How To Turn Real Estate Into Real Money

When it comes to real estate there are two lanes investors can take, active and passive.

How To Turn Real Estate Into Real Money

Real estate is one of the most tried and true methods to building wealth in this country.

Even with interest rates at an all time high of 8%, homes are still selling. There are a litany of opportunities to make money in real estate, however, they all come with risks, and if you’re not informed, you can end up taking big losses.

Active vs. Passive Investing

When it comes to real estate there are two lanes investors can take, active and passive. An active investor is typically the sole proprietor and stands to receive 100% of the profits. On the other side of the coin, passive investors typically split the profits among several individuals or parties. 

Fix and flip” or renovation projects are a method of active investing where someone purchases a property, fixes or renovates it, then sells it for a profit. There are a number of shows on HGTV that showcase people who fix and flip houses.
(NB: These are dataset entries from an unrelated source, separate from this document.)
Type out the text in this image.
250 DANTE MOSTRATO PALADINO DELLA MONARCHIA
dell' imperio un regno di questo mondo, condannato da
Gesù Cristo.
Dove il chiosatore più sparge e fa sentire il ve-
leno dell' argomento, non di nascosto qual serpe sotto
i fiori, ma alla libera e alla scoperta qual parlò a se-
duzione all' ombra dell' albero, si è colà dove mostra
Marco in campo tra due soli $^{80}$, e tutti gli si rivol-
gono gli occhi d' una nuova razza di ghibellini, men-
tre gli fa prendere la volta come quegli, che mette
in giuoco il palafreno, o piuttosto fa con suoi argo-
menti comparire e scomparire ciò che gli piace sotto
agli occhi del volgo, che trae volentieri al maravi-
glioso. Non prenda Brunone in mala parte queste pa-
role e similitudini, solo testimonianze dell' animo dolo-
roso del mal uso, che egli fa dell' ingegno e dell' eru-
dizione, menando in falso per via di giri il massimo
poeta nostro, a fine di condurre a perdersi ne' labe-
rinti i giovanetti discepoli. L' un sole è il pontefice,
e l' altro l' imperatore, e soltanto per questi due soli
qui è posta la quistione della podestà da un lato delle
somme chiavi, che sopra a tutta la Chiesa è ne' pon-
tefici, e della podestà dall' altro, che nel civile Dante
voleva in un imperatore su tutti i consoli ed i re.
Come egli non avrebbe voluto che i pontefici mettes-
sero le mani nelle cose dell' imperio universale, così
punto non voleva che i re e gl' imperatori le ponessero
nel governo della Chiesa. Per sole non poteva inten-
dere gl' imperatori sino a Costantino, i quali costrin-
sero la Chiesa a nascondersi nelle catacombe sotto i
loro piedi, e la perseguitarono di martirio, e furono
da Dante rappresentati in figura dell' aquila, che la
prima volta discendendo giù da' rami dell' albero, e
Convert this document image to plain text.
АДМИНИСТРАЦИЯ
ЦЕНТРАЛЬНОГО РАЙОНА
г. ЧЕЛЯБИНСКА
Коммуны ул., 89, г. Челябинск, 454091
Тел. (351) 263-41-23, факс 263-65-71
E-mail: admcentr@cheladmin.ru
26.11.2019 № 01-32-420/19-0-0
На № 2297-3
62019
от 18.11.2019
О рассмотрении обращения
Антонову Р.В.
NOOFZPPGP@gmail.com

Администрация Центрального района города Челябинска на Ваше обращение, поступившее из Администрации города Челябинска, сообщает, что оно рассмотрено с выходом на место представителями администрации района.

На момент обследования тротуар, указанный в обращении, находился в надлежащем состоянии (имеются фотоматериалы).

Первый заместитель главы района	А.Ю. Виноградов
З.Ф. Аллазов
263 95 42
Flipping houses has gained enormous popularity in recent years. Investors fix and flip both homes and rental properties and, in many cases investors, will hold on to the property and rent out the unit to make residual income on the property.
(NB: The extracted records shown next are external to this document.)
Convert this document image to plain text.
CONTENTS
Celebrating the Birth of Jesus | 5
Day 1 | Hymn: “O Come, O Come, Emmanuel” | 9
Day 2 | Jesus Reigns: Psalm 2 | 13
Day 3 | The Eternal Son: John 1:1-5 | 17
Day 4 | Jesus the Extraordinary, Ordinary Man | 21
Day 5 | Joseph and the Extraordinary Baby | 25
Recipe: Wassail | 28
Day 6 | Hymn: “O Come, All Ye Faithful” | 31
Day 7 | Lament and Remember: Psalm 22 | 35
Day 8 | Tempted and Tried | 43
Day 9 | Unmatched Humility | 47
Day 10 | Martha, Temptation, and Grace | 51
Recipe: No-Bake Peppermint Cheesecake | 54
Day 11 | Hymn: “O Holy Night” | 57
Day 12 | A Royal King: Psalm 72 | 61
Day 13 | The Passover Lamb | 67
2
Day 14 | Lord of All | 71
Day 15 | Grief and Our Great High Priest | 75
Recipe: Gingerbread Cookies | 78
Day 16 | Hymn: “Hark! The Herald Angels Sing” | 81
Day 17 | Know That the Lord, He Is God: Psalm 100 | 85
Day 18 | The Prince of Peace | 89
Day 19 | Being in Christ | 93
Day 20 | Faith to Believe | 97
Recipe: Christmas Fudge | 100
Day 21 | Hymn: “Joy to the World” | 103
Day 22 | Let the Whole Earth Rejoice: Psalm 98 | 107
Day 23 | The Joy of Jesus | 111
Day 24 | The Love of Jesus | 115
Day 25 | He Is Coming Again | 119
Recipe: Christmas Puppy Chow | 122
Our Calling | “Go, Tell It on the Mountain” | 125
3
One passive method of making money in real estate is through a Real Estate Investment Trust, otherwise known as REITs. A REIT is security that trades like a stock on the major exchanges and owns—and, in most cases, operates—income-producing real estate or related assets. 
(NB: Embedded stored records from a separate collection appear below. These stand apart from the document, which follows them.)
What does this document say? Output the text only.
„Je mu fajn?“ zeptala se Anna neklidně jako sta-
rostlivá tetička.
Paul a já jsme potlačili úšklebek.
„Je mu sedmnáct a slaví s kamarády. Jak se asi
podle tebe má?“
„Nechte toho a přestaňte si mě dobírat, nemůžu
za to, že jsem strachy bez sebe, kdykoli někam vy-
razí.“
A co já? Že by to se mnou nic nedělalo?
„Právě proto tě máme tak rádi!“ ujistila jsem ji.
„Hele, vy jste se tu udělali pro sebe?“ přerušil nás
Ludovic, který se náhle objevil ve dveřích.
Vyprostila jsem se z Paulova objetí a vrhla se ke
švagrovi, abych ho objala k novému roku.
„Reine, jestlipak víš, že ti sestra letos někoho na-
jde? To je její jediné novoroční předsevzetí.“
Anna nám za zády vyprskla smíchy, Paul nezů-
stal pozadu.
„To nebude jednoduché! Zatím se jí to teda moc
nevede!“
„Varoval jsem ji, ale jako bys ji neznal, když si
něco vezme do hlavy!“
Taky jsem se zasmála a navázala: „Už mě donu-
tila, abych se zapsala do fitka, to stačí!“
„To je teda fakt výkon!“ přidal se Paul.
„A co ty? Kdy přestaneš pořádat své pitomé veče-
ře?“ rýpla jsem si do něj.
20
“A group of people who own the REIT are probably fixing and flipping houses and purchasing multi-family homes,” Ejiro Ajueyitsi, the owner of the Brooklyn Funding Group told BLACK ENTERPRISE.

“You give as little as $2,500 and based on that, you make money every quarter, monthly or yearly. That brings immediate dividends so you can make like $100 a month or $20 a month depending on how much you’re putting in and what’s your return on the REIT fund.”

Risks

Pierre Bernard, a real estate developer and investor, said that while working in real estate can be very lucrative, nothing moves fast in real estate and the risks begin before you close on a home

“One of the biggest risks is dealing with the Department of Buildings and municipalities,” Bernard told BE.

“You have to get permits, certificates, and deal with a ton of paperwork, so timing is important because the city does not care about the fact that you have a mortgage, they take their sweet time with approving plans and everyday that you don’t have the paperwork to get out of the project and make the money, you’re basically giving it to a bank.”

Another risk is market fluctuation, which is playing out in the current housing market. An interest rate change can lead to homes staying on the market. Additional risks include getting involved with bad contractors.

“You get into bed with a bad contractor and he leaves you holding the bag,” Ajueyitsi said.

“Now you have this thing called scope creep, you were supposed to finish in six months but it took twelve and now you ate through all your profit.”

Do Your Research

Both Bernard and Ajueyitsi said the key to success in real estate is making sure your financial situation is in good standing and conducting significant research.

“Know how to research the houses you’re going to buy,” Ajueyitsi told BE. “You need to know the risks, the markets, where you’re going to buy and how much it’s going to cost. Do all the research before you sign on the dotted line.”

“You know how they say measure twice, cut once? Well, measure five times,” he added.

Bernard had similar advice.

“Know how the money really works, how to actually finance projects and how to get things done because the biggest hurdle is money,” said Bernard.

“Getting funds or being approved for funding is an art. The Brooklyn Funding Group has saved my butt a couple of times. So knowing what it really takes to fund a project and what is fundable is paramount.”